So I am trying to create a Dataset class that should later work like any other the standard pytorch Dataset. The raw data contains measurements from accelerometers that were attached to a gearbox. Data was collected in 560 different runs while the health of the gearbox was degrading between the runs. I already extracted 16 features for each run which i would like to use as input data for the nerual network(Deep Forward). The point I am struggeling with, is how to generate a dataset of these runs. I followed this tutorial, but get stuck because my data is two dimensional, where the different runs are arranged in rows and the respective features in columns. This is the code I got so far but I dont know how to access the different rows.
import os
import pandas as pd
from torch.utils.data import Dataset
class Features(Dataset):
def __init__(self):
folderpath = r'...\Balanced_Data'
data_path = os.path.join(folderpath, 'good_and_bad.csv')

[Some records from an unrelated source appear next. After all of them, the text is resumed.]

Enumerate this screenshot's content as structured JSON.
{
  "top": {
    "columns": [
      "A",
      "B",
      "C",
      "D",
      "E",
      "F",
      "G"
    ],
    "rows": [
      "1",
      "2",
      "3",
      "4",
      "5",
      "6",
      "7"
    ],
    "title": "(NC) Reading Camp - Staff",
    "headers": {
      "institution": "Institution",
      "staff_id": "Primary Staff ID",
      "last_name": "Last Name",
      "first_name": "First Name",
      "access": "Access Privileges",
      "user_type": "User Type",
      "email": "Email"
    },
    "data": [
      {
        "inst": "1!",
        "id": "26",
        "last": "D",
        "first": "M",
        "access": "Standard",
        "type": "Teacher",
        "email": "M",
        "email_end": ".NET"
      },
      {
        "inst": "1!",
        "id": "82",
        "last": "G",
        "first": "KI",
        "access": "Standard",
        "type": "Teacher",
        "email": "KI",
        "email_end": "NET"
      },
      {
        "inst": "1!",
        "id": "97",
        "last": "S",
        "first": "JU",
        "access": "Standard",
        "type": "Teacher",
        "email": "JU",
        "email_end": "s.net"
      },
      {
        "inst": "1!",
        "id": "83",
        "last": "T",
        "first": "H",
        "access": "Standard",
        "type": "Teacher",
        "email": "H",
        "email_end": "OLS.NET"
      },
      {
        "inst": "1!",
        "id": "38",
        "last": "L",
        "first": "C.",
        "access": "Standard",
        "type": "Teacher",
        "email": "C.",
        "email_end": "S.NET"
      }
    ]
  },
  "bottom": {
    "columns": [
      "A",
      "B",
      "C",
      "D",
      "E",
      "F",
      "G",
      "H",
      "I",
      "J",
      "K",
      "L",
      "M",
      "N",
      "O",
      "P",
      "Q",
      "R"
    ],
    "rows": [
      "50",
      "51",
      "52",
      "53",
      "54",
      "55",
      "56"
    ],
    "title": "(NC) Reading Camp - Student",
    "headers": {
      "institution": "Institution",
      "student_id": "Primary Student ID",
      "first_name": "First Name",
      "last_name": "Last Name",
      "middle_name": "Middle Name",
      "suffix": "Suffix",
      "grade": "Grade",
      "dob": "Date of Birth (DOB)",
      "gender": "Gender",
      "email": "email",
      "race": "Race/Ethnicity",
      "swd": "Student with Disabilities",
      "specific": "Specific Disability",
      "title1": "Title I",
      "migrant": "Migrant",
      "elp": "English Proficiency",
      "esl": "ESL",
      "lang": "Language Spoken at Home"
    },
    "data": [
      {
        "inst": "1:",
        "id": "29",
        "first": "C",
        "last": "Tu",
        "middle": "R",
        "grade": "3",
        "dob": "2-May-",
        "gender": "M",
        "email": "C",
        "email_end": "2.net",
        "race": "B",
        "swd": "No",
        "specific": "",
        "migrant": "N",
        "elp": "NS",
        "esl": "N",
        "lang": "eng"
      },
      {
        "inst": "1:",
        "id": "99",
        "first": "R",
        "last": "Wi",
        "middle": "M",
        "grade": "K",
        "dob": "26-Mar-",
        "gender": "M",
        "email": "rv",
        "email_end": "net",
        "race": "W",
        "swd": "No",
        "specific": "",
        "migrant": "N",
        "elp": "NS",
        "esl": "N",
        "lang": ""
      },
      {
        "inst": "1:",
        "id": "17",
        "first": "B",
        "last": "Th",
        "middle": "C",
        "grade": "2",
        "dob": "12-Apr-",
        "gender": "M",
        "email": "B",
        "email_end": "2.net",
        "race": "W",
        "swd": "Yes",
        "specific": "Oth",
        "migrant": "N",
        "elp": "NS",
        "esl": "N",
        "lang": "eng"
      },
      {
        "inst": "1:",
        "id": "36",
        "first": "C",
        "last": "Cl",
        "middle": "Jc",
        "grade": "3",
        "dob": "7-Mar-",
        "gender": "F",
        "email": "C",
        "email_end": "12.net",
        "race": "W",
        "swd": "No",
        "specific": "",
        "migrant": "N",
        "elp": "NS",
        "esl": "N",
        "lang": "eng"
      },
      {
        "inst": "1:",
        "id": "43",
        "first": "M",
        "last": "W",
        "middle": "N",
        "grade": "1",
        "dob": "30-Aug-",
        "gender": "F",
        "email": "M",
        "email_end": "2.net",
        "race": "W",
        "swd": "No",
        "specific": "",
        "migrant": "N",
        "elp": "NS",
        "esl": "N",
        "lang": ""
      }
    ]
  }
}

data = (pd.read_csv(data_path, header = None))
self.samples = data
def __len__(self):
return len(self.samples)
def __getitem__(self, idx):
return self.samples.at[idx,0]
When trying to access the single rows,
dataset.samples[0]
yields all entries from the first column.
Since I am fairly new to this topic I very much appreciate any help and tipps for a general approach to this.
Cheers,
Gerrit